The issue now, is this PARTICULAR paperback edition (Wordsworth Classics, 2000). What do we get and what not, how does it compare to the other editions in the marketplace.




To begim with, it’s ONE OF THE THINNEST EDITIONS EVER, light on your pocket and cheap as airborne luggage (6/8 inch vs., say, one full inch for Penguin Classics edition). The mass-market paperback, is as bad as you fear, and then some… for its paper quality and binding. A bit surprisingly, printing quality is good enough. The Introduction (18 pp) by John S. Whitley is not bad, perhaps one bit askew for the intended readership (I don’t feel myself at ease with those Freudian interpretations). The Bibliography is good and so is the annotation at the end of the book, three pages in small type that aren’t user-friendly, specially in the handling of the dialect tirades.

So, it looks like a good edition, were it not for the outrageous material production; but then, Penguin’s and Oxford’s aren’t so much better as paper quality and binding go, although their type is easier on the eyes and the printing quality a little better. And, mind, when I speak of bad quality paper, it’s a matter of Penguin browned pages in only five years, and Oxford’s little better behaving of slightlier browned pages in ten years.

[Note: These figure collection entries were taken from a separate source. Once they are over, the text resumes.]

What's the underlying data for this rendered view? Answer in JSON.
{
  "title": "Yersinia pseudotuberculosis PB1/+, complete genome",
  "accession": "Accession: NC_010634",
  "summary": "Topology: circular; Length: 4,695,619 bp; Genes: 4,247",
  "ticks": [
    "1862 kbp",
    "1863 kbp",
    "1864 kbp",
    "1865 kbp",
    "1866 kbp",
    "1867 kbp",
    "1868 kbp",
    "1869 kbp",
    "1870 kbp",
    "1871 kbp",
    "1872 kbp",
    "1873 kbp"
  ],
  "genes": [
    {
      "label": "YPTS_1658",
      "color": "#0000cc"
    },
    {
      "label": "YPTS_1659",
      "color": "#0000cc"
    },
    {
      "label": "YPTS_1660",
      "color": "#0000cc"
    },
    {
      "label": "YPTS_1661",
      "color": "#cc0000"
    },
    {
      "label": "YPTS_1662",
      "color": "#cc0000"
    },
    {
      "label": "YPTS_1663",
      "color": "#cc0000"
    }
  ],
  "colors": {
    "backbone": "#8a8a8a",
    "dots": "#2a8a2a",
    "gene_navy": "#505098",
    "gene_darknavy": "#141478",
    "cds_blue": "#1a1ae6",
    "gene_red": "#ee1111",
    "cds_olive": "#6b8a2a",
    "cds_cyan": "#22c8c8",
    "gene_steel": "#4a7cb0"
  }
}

Wordsworth Classics pages haven’t got brown so far but they sure will do (when you make paper out of whole timber logs, it always happens).

The worst thing, by far, is the text itself. It’s a careful and accurate 1850-type text, that follows that of the by then very distinguished Haworth Edition (1900), the same text used by Barnes&Noble Classics noteworthy hardcover edition. Of course, there are texts far worse than that, namely Modern Library, Chatham River and
Time-Warner ones, not to mention Gutenberg Project’s most corrupted electronic text.

As you probably know, the 1850 text was edited, or more precisely, in all good will tampered-with, by Charlotte Brontë (who didn’t like her sister’s novel at all). The changes in the text from the 1847 edition were pervasive, and detrimental: there were some hundred of small stylistical or grammatical “improvements”, now as useless as then; a toned-down, sweetened version of York dialect paragraphs that looks decidedly funny and almost as hard to understand; the punctuation was brought in line with Victorian practice (which isn’t ours, anyway): professional, light and discrete, syntactical in concept, instead of Emily’s rather inconsistent usage, rethorical in concept, as 18th century’s prose and specially poetry had been. Even WORSE was the urgent need to save printing space at all costs, which resulted in the disparition of more than 600 paragraph beginnings (I mean just the paragraphing, not the paragraph contents!). Overall, it makes for a worse and distorted reading experience. Many of us (I don’t know HOW many) think 1850 is a no-go textform, and would like to see it no more in the intricate textual history of this work.

TO SUMMARIZE: I recommend strongly NOT to buy this edition, in spite of its real merits. And then what?
If durability is not a must and budget is tight, go for either Penguin’s Classics (Pauline Nestor) or Oxford’s World Classics (Patsy Stoneman).
If durability is a must, and budget is not so tight, then go for one of the best context-oriented, “study” editions: Broadview Press (Beth Newman),
Longman Cultural (Alison Booth) or Norton Critical (Fourth Edition) (Dunn).
If what you are after is a nice hardcover edition, the options are greatly reduced:
you may try Barnes&Noble, with the selfsame ignoble text as Wordsworth Edition, or go for a good copy of the 1978 Franklin Mint edition, the one with the Alan Reingold lithographs, with a very good 1847 text and no Introduction or annotation other than Charlotte Brontë Preface (NOT to be read BEFORE the novel) and full and right glosses as footnotes for the dialectal tirades (the first edition to do so, as far as I know).